Based on the fat envelopes stuffed with old newspaper clips in the Daily News' library, Gino's was a major player in Philadelphia. There were humorous pieces on failed concepts such as Gino's "Edsel," the rectangular "Heroburger"; dry business stories about stock prices; editorials about a supposed free-burger scandal for cops; a review by at least one fashion columnist of employees' uniforms.
In 1976, Gino's dropped its famous, multitiered Giant, denying that the decision had been driven by competition from Burger King's "Whopper." The Giant returned the next year, and it's back in King of Prussia and Bensalem, complete with secret sauce.
Marchetti, who has lived in West Chester since 1969, said that a die-hard Gino's Giant lover drove up from Baltimore when Gino's opened in King of Prussia in 2010.
"I still love the Giant," Marchetti, who still looks fit and imposing, said. "I don't know if I'd drive over 100 miles to get one, though."

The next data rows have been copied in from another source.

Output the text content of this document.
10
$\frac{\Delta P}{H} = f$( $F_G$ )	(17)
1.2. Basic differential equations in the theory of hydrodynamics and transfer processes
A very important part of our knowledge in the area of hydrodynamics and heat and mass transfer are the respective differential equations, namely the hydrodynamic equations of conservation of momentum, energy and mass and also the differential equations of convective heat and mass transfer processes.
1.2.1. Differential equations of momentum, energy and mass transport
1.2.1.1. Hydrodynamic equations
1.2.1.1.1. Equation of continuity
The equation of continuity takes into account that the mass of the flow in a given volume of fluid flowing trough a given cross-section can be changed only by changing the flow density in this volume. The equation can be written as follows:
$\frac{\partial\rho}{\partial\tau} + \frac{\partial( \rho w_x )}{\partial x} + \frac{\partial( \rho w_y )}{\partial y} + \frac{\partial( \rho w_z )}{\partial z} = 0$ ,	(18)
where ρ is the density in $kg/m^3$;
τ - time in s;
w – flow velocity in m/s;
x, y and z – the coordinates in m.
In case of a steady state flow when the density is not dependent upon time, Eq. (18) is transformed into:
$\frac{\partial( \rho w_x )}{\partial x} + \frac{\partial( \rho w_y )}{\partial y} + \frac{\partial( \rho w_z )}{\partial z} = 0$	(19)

Nostalgia can do that to a customer. But Gino's die-hards shouldn't expect the same experience they had in 1965. It's called "fast casual" now, not fast food, because it's going to take a little longer to prepare. Customers order, pay, then sit and wait a few minutes while their food is cooked. It's similar to Five Guys.
"You're going to wait about five minutes," said Peg Varani, director of marketing.
One former Gino's employee found that he couldn't relive the past at the new King of Prussia shop. Nostalgia, it turns out, also includes the flaws, the friends you met on the job, even the taste of frozen hamburger patties.
"It kind of tasted like the Giant, but it was like $5.49 or $5.69," said Ken Holak, 49, who worked at three Gino's. "I enjoyed it; it was a good burger. Do I get this big, happy feeling of nostalgia when I walk in the door? Not really."
Romano, of Valley Forge, is hoping that nostalgia gets people through the door, and if the burgers don't trigger Proustian flashbacks, he thinks that they'll at least prompt a second visit.
"We had a father and a son and a grandfather come in here," Romano said. "They might have had a different experience, but in the end, they just had a good burger."